Blood of Dragons

The 'A Song of Ice and Fire' MUSH

Tidings

All’s Fair in Love and War
IC Date: Day 27 of Month 1, 161 AC
RL Date: October 11, 2009.

The rebellion in Dorne continues apace, with Lord Velaryon holding Salt Shore still, now awaiting word from King’s Landing for when he should strike against the Planky Town and Sunspear, and in the Boneway Lord Manwoody has achieved notable victories even as the stormlords march towards Blackhaven under the Baratheon banner; even the garrison at Wyl is threatend, it is said, and a number of watchtowers have fallen to him and to Red Rhys of the Scourge and Alyx the Witch. But in the south, a force under the Martell finally stirred to threaten the king’s garrisons that still hold along the Vaith and the Greenblood. Commanded by Ser Laurent Dalt and Ser Baduin Santagar, two famous knights of Dorne, the force had departed Sunspear to deliver reinforcements to the Planky Town before the orphans ferried them north and then onto the river Vaith. Their aim: to seize the Red Dunes from the Bright Banners, a sellsword company of the east commanded by the infamous Beslon Smallwood, Beslon the Bad.

It would not be easy, however. Smallwood was aware of their approach, and though he lost at least one outrider to the Dornishmen, he had the choice of the fighting ground. Rather than hiding within the walls of the town and keep of Vaith, he sallied forth with the greater part of his sellswords to stand athwart the rode that ran along the Vaith. There, the two armies clashed. Smallwood’s officers—such as the Braavosi waterdancer, Trellio, and a former pit-fighter out of Meereen, Krazdan Big Nose—led the infantry and the cavalry, while Beslon the Bad held the reserve. The contest was a pitched one to begin with, even though the sellswords were outnumbered nearly two to one. It’s when Smallwood sent his cavalry against the Dornishmen that matters began to turn in the Dornish favor. The foreign cavalry withdrew to a burned-out olive grove after suffering the darts of the Dornish, regrouping, and in the midst of the slaughter among the foot, the waterdancer Trellio was injured by a Dornish youth.

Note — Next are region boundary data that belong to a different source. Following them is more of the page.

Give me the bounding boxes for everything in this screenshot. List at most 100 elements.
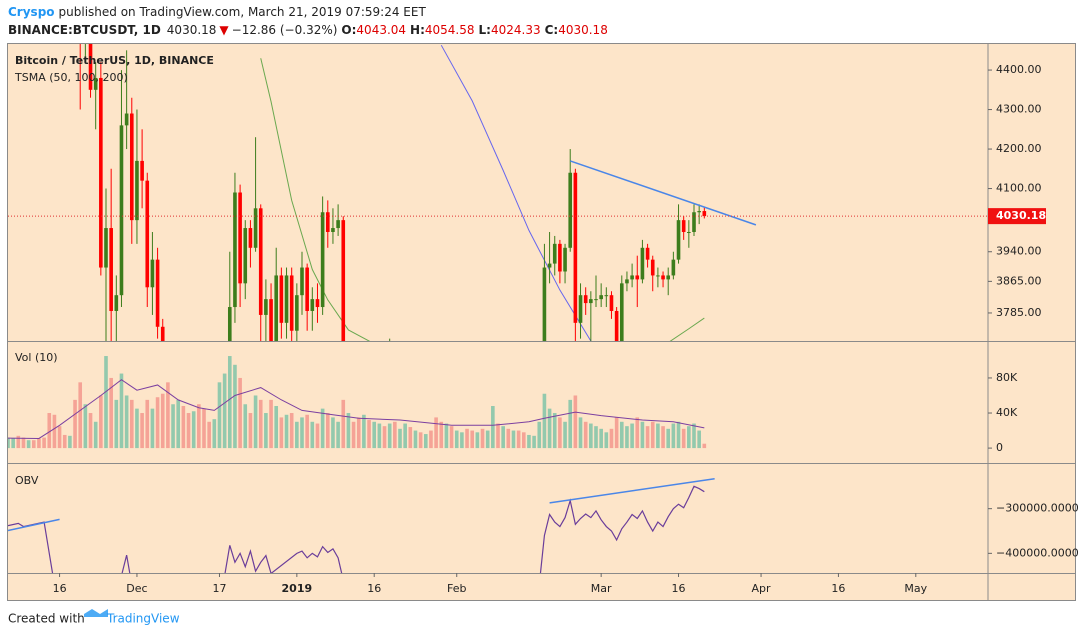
volume-bar [573,395,578,449]
candle-body [238,192,242,284]
last-price-box [988,208,1046,225]
y-tick-label: 3940.00 [996,245,1042,258]
symbol-line: BINANCE:BTCUSDT, 1D 4030.18 ▼ −12.86 (−0.32… [8,23,608,37]
volume-bar [434,417,438,449]
x-tick-label: Dec [126,582,147,595]
last-price: 4030.18 [167,23,217,37]
volume-bar [315,423,320,449]
price-legend: Bitcoin / TetherUS, 1D, BINANCE [15,54,214,67]
volume-bar [444,423,449,449]
volume-bar [243,404,248,449]
volume-bar [604,432,609,449]
volume-bar [104,356,108,449]
candle-body [619,283,624,341]
volume-bar [124,395,129,449]
volume-bar [305,414,309,449]
volume-pane [8,356,707,449]
moving-average [440,44,592,341]
volume-bar [160,393,165,449]
x-tick-label: May [904,582,927,595]
volume-bar [532,435,536,449]
volume-bar [393,421,397,449]
candle-body [305,267,309,311]
volume-bar [83,404,88,449]
candle-body [702,211,707,217]
volume-bar [310,421,315,449]
candle-body [243,228,248,284]
volume-bar [666,428,671,449]
volume-bar [362,414,366,449]
candle-body [681,220,686,232]
candle-body [573,172,578,323]
volume-bar [8,437,10,449]
trend-line [549,477,715,504]
volume-bar [640,421,645,449]
candle-body [300,267,304,296]
published: published on TradingView.com, March 21, … [59,5,427,19]
y-tick-label: 4300.00 [996,103,1042,116]
volume-bar [336,421,340,449]
candle-body [114,295,119,311]
volume-bar [568,399,573,449]
h-label: H: [410,23,425,37]
x-tick-label: 16 [53,582,67,595]
obv-line [8,485,705,573]
candle-body [331,228,335,232]
volume-bar [37,438,41,449]
candle-body [552,243,557,264]
volume-bar [325,413,330,449]
volume-bar [429,430,433,449]
y-tick-label: 3785.00 [996,306,1042,319]
candle-body [604,295,609,297]
volume-bar [26,440,31,449]
volume-bar [589,423,593,449]
x-tick-label: Apr [752,582,772,595]
candle-body [558,243,562,272]
volume-bar [99,395,103,449]
candle-body [253,208,258,248]
volume-ma [8,379,705,439]
candle-body [279,275,284,323]
volume-bar [439,421,444,449]
volume-bar [207,421,211,449]
candle-body [295,295,299,331]
x-tick-label: Feb [447,582,466,595]
volume-bar [68,435,72,449]
x-tick-label: 16 [367,582,381,595]
volume-bar [635,417,640,449]
h-value: 4054.58 [425,23,475,37]
x-tick-label: 16 [831,582,845,595]
brand: TradingView [106,612,180,626]
candle-body [274,275,279,341]
candle-body [104,228,108,268]
volume-bar [21,437,26,449]
volume-bar [521,432,526,449]
candle-body [320,212,325,308]
candle-body [697,211,701,213]
candle-body [650,259,655,276]
candle-body [661,275,665,280]
volume-bar [119,373,124,449]
volume-bar [681,428,686,449]
candle-body [129,113,134,221]
volume-bar [465,428,469,449]
volume-bar [253,395,258,449]
x-tick-label: Mar [591,582,612,595]
volume-bar [140,413,144,449]
volume-bar [491,406,495,449]
volume-bar [16,435,21,449]
volume-bar [460,432,464,449]
candle-body [93,77,98,90]
volume-bar [630,423,634,449]
candle-body [676,220,681,260]
candle-body [264,299,268,315]
volume-bar [408,427,413,449]
volume-bar [295,421,299,449]
obv-pane [8,477,715,573]
x-tick-label: 2019 [282,582,313,595]
volume-bar [73,399,77,449]
candle-body [656,275,660,277]
candle-body [289,275,294,331]
volume-bar [62,434,67,449]
c-value: 4030.18 [558,23,608,37]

Smallwood threw in his remaining reserve, buckling the flanks of the Dornish, only to see Laurent the Sand Dog follow suit against his right. Yet in the distance, from the northernmost end of that olive grove, a force of horsemen appeared to ambush the Dornish supply wagons which would be so very vital for a siege. With much of the reserve and only a minimal guard left to protect them, the horsemen managed to burn more than half a dozen of the great wagons using pots of wildfire, though a deal more were protected by the remaining Dornish guards. When the Sand Dog and Ser Baduin, the Red Spear, fell upon the sellsword’s flank and rear, the battle was done—Smallwood called a retreat, leaving almost half his force dead or soon to be killed on the field, his Norvoshi temple-trained axemen fighting to the last man to cover the retreat of the rest. Many were the sellswords who surrendered, seeing their leader abandoning them; every one of them was cut down in cold blood.

A costly defeat now, for the Bright Banners, but with so much of the needed supplies destroyed, it seems Beslon the Bad gambles that with enough time he’ll find support from Salt Shore or Godsgrace to crush the remaining Dornishmen.

... And far to the north, in King’s Landing, a wedding was to take place which would prove to be bloody in its own right. The marriage of the king’s huntsman, Ser Ethos Mertyns, to Joleta Gargalen, heiress to Salt Shore, was to take place when Ser Anders Dondarrion, son of the Lord of Blackhaven, appeared armed and armored demanding to fight Ser Ethos to the death to save the lady from such a marriage. Honor and chivalry demanded a response, it seemed, and the two duelled there outside of the royal sept, ignoring calls for calm from bystanders. Both knights took wounds, and Dondarrion might have killed Ser Ethos when Prince Viserys appeared with his household knights to prevent any further bloodshed.

The king arrived soon after. Joleta Gargalen claimed Ser Anders was the victor, but in the king’s mind, she was his to give away, and Ser Anders never did appeal to him for the right to fight for her hand. In other words? The duel was meaningless. Ser Ethos was aided by his sister in dressing his wounds, and the wedding proceeded as the king commanded. Ser Anders departed in ignominy, though if the king means any further punishment, he has not mentioned it; but neither did he stay for Ser Ethos’s wedding, and he seemed as little pleased as his uncle the Hand by the whole, sordid affair.